Neben der Herdenimmunität sind auch Lockdown, Selbstisolation und social distancing denkbare Mittel zur Bekämpfung der Pandemie. Inzwischen herrscht allgemein Übereinstimmung darüber, dass ihr Ziel darin besteht, die Ausbreitung der Krankheit zu verlangsamen. Dabei handelt es sich allerdings weniger um eine normative Vorgabe als um eine Zielsetzung zugunsten eines Zwecks, der unklar bleibt. Der Utilitarismus funktioniert gut, wenn das kollektive Gut leicht zu identifizieren ist und durch ein Mittel verwirklicht werden kann, das keine erheblichen Nachteile verursacht. Außerdem setzt er etwas voraus, das in vielen Fällen nicht gegeben ist, nämlich eine vollständige Kenntnis aller relevanten Fakten. 

Utilitarismus bringt also immer Nachteile für einige Gruppen mit sich – wie eigentlich jede denkbare Strategie. Aus meiner Sicht besteht die Aufgabe darin, gangbare Wege und realistische Mittel zu finden, von denen man sich die geringsten Opfer erhofft, um das jeweils sozial wünschenswerte Ziel zu erreichen. Und dann den Stand der Wirkungen und Nebenwirkungen ständig zu prüfen.

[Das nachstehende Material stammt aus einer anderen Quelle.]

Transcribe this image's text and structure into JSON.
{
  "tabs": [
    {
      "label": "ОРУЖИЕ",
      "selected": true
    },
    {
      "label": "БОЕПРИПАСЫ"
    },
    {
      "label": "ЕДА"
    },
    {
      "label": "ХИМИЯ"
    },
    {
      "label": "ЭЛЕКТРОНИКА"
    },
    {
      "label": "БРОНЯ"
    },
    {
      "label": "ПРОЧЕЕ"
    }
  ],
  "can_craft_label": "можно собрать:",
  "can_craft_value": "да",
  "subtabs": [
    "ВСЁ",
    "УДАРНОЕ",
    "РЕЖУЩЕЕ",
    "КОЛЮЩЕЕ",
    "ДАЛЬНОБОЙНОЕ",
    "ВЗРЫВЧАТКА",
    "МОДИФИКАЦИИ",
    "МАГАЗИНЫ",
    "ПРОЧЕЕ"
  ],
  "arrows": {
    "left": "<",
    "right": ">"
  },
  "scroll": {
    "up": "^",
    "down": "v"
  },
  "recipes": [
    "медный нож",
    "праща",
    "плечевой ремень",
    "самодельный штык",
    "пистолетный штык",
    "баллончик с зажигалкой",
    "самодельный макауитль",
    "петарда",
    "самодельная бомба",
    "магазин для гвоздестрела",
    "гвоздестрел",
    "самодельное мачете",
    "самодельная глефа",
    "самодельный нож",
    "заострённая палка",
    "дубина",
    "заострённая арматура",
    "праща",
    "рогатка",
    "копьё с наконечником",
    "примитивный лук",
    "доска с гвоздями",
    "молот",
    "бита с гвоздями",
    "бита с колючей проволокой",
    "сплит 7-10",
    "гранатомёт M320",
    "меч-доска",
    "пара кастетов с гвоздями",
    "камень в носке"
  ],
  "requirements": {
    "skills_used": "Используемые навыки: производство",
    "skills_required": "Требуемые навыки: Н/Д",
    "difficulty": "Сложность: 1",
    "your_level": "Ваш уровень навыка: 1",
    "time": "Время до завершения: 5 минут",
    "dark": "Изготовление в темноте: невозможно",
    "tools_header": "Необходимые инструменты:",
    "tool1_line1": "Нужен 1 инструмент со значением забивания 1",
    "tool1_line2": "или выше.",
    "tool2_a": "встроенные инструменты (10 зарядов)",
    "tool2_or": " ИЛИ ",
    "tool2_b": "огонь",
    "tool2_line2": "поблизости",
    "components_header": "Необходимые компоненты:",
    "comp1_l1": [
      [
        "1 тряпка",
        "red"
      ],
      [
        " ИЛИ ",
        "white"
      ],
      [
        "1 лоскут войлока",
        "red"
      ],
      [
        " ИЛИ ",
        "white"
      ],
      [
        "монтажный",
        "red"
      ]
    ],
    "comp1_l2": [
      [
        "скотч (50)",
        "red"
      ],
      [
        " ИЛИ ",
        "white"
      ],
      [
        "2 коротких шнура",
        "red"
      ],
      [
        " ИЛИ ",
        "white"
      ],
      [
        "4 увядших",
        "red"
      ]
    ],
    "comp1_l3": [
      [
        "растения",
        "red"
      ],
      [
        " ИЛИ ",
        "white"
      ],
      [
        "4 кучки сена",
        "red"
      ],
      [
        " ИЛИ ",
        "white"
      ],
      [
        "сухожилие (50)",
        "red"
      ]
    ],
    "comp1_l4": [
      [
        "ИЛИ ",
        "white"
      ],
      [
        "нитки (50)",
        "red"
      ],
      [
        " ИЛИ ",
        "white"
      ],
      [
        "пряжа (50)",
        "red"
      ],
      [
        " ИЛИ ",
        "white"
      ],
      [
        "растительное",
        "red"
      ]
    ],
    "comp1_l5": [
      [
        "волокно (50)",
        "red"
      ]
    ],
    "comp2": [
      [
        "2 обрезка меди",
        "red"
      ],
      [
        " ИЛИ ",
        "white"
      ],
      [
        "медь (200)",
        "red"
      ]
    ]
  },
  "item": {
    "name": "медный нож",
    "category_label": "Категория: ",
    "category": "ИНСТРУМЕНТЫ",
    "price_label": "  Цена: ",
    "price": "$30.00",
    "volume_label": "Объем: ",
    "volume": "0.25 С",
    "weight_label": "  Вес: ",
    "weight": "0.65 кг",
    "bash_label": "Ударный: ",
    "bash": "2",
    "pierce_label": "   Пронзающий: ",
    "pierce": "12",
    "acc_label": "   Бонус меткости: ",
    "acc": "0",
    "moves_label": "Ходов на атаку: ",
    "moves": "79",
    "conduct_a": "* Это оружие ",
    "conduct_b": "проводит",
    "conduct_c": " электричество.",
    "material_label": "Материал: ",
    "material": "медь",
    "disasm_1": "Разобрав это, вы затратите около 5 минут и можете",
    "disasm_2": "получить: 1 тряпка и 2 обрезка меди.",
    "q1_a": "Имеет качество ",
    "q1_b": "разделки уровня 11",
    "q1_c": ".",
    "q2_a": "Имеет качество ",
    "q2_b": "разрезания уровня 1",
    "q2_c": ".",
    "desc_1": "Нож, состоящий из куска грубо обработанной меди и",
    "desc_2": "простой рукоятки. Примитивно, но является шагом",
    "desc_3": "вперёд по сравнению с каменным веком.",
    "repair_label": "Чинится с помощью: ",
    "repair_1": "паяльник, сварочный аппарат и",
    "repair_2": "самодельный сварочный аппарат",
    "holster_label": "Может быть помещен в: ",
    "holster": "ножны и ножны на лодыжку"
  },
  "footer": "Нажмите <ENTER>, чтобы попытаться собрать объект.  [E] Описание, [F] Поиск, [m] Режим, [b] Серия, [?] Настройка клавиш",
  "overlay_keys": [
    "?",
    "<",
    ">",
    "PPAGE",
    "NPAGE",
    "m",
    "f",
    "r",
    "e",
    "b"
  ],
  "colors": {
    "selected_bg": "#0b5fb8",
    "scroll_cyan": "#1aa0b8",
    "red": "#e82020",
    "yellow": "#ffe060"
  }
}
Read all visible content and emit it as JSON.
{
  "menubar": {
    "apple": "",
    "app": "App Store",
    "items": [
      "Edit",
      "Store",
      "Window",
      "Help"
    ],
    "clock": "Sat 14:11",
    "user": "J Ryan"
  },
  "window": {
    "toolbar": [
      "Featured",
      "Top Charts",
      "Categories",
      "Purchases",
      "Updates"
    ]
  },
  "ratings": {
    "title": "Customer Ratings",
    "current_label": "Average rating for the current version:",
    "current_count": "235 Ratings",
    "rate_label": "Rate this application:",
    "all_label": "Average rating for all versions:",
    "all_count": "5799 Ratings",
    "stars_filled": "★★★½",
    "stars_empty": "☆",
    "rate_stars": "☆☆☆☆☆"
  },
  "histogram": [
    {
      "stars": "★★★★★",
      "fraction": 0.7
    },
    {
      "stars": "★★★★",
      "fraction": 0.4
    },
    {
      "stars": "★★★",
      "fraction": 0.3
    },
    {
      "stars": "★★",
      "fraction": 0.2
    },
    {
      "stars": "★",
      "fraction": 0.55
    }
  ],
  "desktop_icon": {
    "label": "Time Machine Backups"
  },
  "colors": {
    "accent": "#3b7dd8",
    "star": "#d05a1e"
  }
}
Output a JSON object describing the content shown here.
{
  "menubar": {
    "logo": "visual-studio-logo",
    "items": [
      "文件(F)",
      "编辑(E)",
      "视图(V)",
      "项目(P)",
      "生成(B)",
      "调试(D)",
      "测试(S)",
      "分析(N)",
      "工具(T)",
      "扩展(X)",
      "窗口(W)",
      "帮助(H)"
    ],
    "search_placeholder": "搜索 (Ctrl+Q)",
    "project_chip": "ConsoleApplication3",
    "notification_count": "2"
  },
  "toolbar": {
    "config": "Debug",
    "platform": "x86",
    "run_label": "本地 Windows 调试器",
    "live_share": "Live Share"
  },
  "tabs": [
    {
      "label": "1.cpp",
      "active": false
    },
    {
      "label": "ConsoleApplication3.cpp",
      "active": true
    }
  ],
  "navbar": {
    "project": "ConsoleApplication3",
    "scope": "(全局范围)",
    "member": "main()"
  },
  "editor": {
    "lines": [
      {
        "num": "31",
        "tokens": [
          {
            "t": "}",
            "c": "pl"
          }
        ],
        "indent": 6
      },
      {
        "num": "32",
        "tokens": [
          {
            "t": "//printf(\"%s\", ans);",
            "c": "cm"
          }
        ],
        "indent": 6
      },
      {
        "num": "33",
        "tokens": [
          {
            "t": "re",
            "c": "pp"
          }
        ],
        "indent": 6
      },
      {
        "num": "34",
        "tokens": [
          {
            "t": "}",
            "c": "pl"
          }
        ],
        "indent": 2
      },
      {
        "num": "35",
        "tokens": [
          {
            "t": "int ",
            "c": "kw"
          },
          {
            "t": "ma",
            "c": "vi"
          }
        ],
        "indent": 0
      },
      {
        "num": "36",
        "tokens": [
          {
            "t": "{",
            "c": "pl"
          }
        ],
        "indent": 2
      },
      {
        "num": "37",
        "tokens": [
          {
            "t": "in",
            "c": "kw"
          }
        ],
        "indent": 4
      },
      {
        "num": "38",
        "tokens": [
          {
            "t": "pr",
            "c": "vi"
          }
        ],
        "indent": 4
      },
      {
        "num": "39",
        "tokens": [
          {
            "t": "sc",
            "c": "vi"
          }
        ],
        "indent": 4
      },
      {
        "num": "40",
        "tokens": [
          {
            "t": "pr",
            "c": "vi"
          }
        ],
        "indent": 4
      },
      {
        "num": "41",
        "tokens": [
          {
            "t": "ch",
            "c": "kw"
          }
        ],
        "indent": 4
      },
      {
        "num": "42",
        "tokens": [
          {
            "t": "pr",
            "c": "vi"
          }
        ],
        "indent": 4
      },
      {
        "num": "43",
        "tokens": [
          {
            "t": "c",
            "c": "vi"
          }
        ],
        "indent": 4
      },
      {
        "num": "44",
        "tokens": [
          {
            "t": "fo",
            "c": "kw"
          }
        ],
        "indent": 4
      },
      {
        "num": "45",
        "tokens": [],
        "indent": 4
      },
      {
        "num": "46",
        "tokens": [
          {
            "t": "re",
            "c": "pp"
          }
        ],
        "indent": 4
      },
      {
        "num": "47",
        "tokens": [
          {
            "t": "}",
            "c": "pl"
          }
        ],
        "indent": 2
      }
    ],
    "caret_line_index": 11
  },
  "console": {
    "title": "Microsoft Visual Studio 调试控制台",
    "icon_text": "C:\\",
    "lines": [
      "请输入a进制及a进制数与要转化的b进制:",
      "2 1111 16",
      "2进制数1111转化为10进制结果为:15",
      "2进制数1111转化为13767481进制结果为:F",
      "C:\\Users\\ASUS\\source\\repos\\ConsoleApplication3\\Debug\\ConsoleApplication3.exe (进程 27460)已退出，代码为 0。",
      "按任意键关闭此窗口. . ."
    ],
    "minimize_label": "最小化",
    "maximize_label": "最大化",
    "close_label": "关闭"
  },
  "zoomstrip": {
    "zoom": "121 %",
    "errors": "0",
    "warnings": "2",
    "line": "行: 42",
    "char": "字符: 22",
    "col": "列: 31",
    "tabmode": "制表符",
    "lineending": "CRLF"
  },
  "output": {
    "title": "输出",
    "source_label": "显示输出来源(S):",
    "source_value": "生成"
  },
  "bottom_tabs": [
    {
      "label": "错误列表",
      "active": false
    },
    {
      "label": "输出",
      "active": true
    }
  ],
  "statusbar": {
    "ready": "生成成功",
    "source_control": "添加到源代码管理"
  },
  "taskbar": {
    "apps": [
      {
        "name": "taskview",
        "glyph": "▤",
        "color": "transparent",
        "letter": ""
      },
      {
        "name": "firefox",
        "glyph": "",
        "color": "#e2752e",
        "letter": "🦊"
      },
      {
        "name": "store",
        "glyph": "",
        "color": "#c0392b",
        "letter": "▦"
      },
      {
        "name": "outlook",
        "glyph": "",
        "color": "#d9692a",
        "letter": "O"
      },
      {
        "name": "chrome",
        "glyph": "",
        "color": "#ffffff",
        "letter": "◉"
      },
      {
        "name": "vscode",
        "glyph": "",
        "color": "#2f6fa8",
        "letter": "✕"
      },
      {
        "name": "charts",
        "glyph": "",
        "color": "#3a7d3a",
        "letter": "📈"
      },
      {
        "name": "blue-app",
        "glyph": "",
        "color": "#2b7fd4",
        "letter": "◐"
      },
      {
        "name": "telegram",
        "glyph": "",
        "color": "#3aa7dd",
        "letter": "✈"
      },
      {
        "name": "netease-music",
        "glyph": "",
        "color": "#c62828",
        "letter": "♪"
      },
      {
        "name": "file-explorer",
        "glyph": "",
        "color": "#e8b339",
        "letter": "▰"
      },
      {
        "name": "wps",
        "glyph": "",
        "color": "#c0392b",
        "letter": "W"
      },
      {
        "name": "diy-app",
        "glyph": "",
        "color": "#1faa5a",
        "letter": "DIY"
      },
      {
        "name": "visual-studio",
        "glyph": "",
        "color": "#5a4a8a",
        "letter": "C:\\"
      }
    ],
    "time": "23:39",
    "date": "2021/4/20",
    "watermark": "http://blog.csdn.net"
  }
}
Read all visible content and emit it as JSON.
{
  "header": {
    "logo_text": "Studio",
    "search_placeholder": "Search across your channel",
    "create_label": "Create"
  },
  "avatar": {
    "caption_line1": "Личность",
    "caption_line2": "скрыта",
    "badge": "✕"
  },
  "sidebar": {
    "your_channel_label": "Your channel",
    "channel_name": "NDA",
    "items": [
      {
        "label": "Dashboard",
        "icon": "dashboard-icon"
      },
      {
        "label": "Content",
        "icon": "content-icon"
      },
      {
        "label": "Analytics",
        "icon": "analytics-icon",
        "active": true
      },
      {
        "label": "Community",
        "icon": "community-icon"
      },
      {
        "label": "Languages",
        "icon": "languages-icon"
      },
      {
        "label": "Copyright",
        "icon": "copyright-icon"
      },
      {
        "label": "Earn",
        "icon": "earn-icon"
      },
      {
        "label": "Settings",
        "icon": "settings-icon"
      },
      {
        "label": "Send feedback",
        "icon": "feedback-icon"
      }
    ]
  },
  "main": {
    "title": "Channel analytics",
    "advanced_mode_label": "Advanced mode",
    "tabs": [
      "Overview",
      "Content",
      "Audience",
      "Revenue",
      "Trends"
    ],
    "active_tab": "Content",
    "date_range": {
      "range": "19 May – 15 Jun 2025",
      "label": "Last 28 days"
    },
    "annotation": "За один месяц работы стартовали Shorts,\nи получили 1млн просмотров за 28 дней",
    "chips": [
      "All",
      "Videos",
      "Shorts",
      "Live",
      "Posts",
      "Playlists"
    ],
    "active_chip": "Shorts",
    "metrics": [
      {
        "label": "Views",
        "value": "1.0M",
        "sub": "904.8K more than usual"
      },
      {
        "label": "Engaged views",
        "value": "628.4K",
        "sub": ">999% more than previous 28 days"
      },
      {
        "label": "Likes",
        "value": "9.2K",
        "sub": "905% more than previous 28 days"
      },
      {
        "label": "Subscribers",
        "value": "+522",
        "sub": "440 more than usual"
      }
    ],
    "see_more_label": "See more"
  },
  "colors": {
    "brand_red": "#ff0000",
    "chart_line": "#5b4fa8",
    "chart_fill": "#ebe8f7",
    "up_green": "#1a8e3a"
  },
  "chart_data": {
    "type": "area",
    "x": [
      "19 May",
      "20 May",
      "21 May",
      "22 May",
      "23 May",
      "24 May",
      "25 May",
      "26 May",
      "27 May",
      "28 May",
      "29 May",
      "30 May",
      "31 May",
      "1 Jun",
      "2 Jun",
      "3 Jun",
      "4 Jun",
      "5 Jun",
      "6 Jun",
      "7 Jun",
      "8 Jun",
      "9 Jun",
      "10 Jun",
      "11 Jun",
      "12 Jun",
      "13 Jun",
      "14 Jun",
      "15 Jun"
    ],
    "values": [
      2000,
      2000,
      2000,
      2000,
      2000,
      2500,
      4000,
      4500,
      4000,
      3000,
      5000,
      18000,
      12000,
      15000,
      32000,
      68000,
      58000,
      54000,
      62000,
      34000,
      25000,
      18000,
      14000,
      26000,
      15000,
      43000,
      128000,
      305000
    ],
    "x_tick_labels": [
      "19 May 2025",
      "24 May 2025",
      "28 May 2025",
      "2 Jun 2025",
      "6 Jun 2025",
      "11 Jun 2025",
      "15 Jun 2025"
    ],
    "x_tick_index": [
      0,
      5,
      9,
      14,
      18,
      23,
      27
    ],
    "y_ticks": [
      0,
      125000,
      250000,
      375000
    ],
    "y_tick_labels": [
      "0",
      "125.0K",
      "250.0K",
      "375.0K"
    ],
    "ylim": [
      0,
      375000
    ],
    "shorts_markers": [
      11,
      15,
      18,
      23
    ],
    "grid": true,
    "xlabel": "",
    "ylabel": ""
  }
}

So ist das Scheitern des Utilitarismus in Großbritannien im März 2020 weniger ein Scheitern der utilitaristischen Philosophie gewesen als vielmehr ein Versagen von Politik und Wissenschaft.

Das Gegenstück zum Utilitarismus wäre eine rein normativ begründete Theorie, die etwa auf Kant zurückgeht, und

an der zentralen Bedeutung der Menschenwürde statt am grundsätzlich schwer bestimmbaren Gemeinwohl an(setzt). In einem Interview hat Jürgen Habermas, ... unlängst den kantischen Grundsatz geltend gemacht, „dass die Anstrengung des Staates, jedes einzelne Menschenleben zu retten, absoluten Vorrang haben muss vor einer utilitaristischen Verrechnung mit den unerwünschten ökonomischen Kosten“.

Der Autor diskutiert m. E. recht überzeugend, dass man, wenn die Würde der einzelnen Individuen als die allem übergeordnete normative Größe bei der Bestimmung konkreter Maßnahmen gelten soll, in eigentlich unlösbare Widersprüche gerät:

Soweit er von der Wahrung der Menschenwürde geleitet ist, erkennt der derzeitige Umgang mit der Pandemie die Fragen des Lebensunterhalts sowie andere Probleme, die sich aus dem Lockdown ergeben, nicht in ausreichendem Maße an. Würde ohne Sicherheit ist keine Lösung, wie die schockierende Sterberate in Pflegeheimen belegt ...

Es lohnt sich also, weiter über die Konzepte zu diskutieren, aber wir sollten sie nicht rein gesinnungsethisch beurteilen.